Bochum.

Drei junge Frauen sind auf dem Weg, die Wahlämter in bundesdeutschen Rathäusern mit frischem Wind durchzupusten. Mit ihrer Projektarbeit „Das Sonntagsopfer für die Demokratie“ haben sie einen Ratgeber darüber geschrieben, wie es Kommunen gelingen kann, Bürger als Wahlhelfer zu gewinnen.

Während ihres Studiums an der Fachhochschule für öffentliche Verwaltung nahmen die Bochumerinnen Elena Garcia Santos (26), Julia Richter (29) und Annika Springer (26) sich des Problems an, dass Städte arge Probleme haben, Wahlhelfer zu finden. „Wir haben schnell festgestellt, dass bislang niemand erforscht hat, warum Leute sich sträuben, an Wahltagen zu helfen“, sagt Annika Springer, die heute im Standesamt arbeitet.

Werbeflyer neben der Lohnsteuerkarte

Der Leitfaden des Bochumer Trios fand bald großes Echo. Darin vergleichen die Frauen Erfahrungen anderer Städte aus Deutschland, dem europäischen Ausland; auch eine Kommune aus Australien hatte geantwortet. „Es gibt Städte z.B. in Schweden, die locken Wahlhelfer mit viel Geld, zahlen bis zu 250 Euro pro Nase. Das können sich unsere Kommunen natürlich nicht leisten“, erklärt Elena Garcia, inzwischen im Personalamt tätig.

Stattdessen bestachen Kiel und Braunschweig mit durchschlagenden Konzepten. „Braunschweig setzt schon seit Jahren allein auf Freiwilligkeit. Die Bürger werden mit Freundlichkeit ermuntert, Wahlhelfer zu werden. Werbeflyer liegen etwa der Lohnsteuerkarte bei“, berichtet Springer. „Kiel wiederum rekrutiert jedes Mal seinen große Stammwahlhelferkreis. Beide Städte haben keine Mühe, genügend Freiwillige zu finden“, sagt Julia Richter (Rechtsamt).

"Das zeigt den Menschen eine Wertschätzung"

Zudem befragten die Diplom-Verwaltungswirtinnen 400 Bochumer; 200 Beschäftigte aus dem Rathaus und ebenso viele Bürger. Ein Ergebnis: „Viele Leute wissen gar nicht, dass sie bei Wahlen helfen können, sondern glauben, dass allein städtische Bedienstete dies tun“, so Elena Garcia Santos. Und: Wer sich gezwungen fühlt, lehnt von vornherein ab.

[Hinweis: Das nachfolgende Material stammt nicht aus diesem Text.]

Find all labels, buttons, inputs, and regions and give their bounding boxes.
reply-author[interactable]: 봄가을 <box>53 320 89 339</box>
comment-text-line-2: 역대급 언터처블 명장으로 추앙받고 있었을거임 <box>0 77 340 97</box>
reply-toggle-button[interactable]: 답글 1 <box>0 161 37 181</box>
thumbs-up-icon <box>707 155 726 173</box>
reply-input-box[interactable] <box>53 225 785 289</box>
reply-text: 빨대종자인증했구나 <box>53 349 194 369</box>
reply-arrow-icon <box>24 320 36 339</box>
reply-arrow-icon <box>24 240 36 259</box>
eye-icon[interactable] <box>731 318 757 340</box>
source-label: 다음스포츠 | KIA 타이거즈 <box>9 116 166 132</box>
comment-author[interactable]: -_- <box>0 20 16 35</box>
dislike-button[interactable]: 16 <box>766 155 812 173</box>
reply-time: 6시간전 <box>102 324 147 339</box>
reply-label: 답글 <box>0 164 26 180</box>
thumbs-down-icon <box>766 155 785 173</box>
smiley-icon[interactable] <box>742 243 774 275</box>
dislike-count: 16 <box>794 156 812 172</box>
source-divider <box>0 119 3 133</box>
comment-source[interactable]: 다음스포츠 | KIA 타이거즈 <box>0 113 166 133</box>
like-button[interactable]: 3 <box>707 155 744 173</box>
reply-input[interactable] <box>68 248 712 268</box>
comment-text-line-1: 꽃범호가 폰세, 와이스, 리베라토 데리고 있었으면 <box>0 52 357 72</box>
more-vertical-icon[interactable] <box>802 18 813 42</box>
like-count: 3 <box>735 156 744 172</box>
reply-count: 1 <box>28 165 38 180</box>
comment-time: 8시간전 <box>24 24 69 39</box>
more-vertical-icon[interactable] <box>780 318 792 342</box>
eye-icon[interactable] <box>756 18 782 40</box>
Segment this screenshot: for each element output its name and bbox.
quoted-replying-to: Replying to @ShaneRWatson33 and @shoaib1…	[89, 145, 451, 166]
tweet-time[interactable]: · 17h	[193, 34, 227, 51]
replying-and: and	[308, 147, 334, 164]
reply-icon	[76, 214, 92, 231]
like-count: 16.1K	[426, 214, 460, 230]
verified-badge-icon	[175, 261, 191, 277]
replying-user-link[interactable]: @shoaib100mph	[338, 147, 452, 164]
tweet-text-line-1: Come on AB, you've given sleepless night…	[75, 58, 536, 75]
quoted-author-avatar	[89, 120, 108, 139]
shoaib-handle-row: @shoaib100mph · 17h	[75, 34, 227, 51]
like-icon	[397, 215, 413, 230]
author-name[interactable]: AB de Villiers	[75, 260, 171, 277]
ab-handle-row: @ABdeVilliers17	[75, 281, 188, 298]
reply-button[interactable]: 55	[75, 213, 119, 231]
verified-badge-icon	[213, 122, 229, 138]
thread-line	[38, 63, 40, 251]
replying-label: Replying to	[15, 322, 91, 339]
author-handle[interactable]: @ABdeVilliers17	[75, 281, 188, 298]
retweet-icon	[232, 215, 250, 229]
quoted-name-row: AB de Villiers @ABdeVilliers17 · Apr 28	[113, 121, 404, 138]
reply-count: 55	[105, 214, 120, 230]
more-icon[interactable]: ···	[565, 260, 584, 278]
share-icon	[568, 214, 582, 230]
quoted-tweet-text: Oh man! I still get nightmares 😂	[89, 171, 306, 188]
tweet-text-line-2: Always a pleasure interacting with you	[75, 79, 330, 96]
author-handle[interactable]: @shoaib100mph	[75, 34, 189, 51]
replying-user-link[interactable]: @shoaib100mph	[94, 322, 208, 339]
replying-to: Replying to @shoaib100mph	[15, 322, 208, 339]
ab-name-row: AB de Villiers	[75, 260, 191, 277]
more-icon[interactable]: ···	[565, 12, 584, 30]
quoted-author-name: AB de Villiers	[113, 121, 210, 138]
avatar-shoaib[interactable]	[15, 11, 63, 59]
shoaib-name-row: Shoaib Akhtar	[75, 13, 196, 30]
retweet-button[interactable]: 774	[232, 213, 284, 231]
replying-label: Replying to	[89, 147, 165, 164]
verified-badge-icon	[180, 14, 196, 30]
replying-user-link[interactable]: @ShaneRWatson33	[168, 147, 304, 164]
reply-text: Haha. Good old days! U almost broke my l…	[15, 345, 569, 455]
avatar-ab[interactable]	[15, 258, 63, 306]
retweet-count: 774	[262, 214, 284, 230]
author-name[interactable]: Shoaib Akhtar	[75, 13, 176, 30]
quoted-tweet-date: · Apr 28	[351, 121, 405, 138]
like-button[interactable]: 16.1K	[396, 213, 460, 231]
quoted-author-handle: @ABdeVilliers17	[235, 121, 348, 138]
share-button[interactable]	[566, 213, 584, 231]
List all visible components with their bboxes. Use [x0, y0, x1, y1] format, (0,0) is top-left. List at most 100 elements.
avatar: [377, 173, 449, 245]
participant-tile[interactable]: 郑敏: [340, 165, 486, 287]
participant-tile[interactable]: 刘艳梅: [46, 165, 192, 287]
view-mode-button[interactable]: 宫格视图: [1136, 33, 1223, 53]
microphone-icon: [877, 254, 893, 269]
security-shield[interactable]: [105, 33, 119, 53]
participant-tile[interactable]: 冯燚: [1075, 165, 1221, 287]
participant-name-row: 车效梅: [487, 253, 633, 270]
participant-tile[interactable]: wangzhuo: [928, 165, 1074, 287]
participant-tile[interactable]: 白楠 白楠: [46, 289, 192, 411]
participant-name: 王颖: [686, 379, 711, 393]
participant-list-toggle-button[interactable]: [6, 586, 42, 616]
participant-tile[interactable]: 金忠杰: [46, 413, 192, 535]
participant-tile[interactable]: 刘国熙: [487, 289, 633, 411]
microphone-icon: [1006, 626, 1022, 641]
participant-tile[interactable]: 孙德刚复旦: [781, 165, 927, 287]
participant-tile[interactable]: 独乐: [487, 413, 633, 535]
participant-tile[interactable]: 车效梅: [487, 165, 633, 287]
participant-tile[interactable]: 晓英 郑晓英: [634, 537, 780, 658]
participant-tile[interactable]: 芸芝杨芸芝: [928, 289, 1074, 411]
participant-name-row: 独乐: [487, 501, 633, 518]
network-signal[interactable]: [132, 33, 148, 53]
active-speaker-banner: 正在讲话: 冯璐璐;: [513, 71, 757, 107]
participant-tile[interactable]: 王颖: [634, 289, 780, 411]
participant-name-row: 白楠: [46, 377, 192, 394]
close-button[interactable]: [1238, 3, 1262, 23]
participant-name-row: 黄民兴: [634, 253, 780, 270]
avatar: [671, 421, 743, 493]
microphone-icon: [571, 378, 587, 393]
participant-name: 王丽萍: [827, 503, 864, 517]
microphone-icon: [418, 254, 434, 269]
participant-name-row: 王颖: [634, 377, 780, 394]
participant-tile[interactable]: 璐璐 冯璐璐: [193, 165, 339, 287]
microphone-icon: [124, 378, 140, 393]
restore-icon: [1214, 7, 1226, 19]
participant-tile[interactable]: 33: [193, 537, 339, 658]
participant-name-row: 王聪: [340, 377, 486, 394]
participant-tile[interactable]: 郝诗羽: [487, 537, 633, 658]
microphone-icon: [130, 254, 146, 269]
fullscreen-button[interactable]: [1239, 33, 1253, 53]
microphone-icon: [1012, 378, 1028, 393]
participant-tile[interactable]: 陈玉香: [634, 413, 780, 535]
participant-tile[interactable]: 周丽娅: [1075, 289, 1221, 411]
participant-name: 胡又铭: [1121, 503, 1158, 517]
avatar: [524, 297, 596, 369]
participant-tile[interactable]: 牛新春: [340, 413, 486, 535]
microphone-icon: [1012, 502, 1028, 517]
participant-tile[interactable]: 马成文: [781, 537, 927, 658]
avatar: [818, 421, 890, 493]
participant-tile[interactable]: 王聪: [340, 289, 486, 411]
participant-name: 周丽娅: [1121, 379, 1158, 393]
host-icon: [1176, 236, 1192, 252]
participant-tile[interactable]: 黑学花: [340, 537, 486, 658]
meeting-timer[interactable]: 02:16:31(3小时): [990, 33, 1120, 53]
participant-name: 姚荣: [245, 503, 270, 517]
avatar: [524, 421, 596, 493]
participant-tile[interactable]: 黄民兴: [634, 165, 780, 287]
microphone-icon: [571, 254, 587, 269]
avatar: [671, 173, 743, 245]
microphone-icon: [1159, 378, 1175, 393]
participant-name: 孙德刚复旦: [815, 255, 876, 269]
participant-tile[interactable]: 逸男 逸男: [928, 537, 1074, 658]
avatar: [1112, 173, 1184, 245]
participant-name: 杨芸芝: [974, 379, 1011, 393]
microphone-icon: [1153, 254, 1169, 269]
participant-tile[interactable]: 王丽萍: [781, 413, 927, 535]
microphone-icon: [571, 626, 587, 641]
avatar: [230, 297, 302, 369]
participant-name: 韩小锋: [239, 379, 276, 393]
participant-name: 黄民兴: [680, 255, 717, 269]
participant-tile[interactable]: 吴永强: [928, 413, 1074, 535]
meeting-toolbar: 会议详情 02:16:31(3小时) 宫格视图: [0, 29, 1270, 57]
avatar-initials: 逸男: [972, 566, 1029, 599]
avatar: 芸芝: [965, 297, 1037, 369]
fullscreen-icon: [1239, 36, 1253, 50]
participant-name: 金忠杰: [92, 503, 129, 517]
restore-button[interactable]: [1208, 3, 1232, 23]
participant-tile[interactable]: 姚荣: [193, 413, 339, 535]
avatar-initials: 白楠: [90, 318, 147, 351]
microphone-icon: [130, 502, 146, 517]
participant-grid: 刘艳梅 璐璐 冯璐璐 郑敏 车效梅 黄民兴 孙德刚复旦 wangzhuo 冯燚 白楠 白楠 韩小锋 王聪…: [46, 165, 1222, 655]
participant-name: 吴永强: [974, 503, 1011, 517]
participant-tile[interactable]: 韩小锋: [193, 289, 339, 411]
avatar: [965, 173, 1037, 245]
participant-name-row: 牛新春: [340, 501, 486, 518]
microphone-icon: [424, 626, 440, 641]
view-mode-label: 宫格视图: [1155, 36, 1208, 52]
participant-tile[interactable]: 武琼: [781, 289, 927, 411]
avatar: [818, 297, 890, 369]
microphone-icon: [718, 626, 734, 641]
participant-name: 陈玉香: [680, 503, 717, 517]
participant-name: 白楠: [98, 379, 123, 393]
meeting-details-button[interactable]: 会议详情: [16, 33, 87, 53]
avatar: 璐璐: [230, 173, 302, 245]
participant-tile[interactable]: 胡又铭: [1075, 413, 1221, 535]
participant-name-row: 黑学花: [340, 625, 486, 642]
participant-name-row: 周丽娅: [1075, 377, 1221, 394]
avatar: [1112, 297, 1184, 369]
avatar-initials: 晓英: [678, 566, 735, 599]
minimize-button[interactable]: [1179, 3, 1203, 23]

Das Bochumer Wahlamt war das erste, dass den Vorschlägen des Trios folgte und führte eine Reihe von Verbesserungen ein. So werden Stammhelfer mit netten Anschreiben wieder zum Mitmachen ermuntert – ehedem schickte die Stadt Berufungsschreiben in forderndem Ton heraus. Sie bekommen Weihnachtsgrüße: „Das zeigt den Menschen eine Wertschätzung.“ Mit den Wahlunterlagen werden Süßigkeiten verschickt. „Es sind Kleinigkeiten, aber die Leute empfinden das als Aufmerksamkeit. Wir haben viele Dankesanrufe bekommen“, beschreibt Annika Springer. Zudem spricht die Stadt Studenten und Schüler gezielt an und erspart den Bürgern Extra-Wege: Das Wählerverzeichnis wird dem Wahlvorsteher tags zuvor ins Haus gebracht.

Schritte zeigen bereits ersten Erfolg

Natürlich haben die Frauen nicht erwartet, dass gleich alle ihre Ideen umgesetzt werden. „Einige wären zu aufwändig oder zu teuer.“ So etwa der Vorschlag, mit einer „Gold-Card“ langjährigen Wahlhelfern dauerhaft Vergünstigungen im Einzelhandel zu verschaffen. Oder die Freikarte mit kostenloser Nutzung städtischer Einrichtungen.

Aber die ersten kleinen Schritte zeigen bereits durchschlagenden Erfolg: „Wohl noch nie hatten wir gleich zu Beginn fast die Hälfte aller Wahlhelfer für die Landtagswahl am 13. Mai parat.“ Übrigens: Alle drei sind selbst Wahlhelfer – seit Jahren.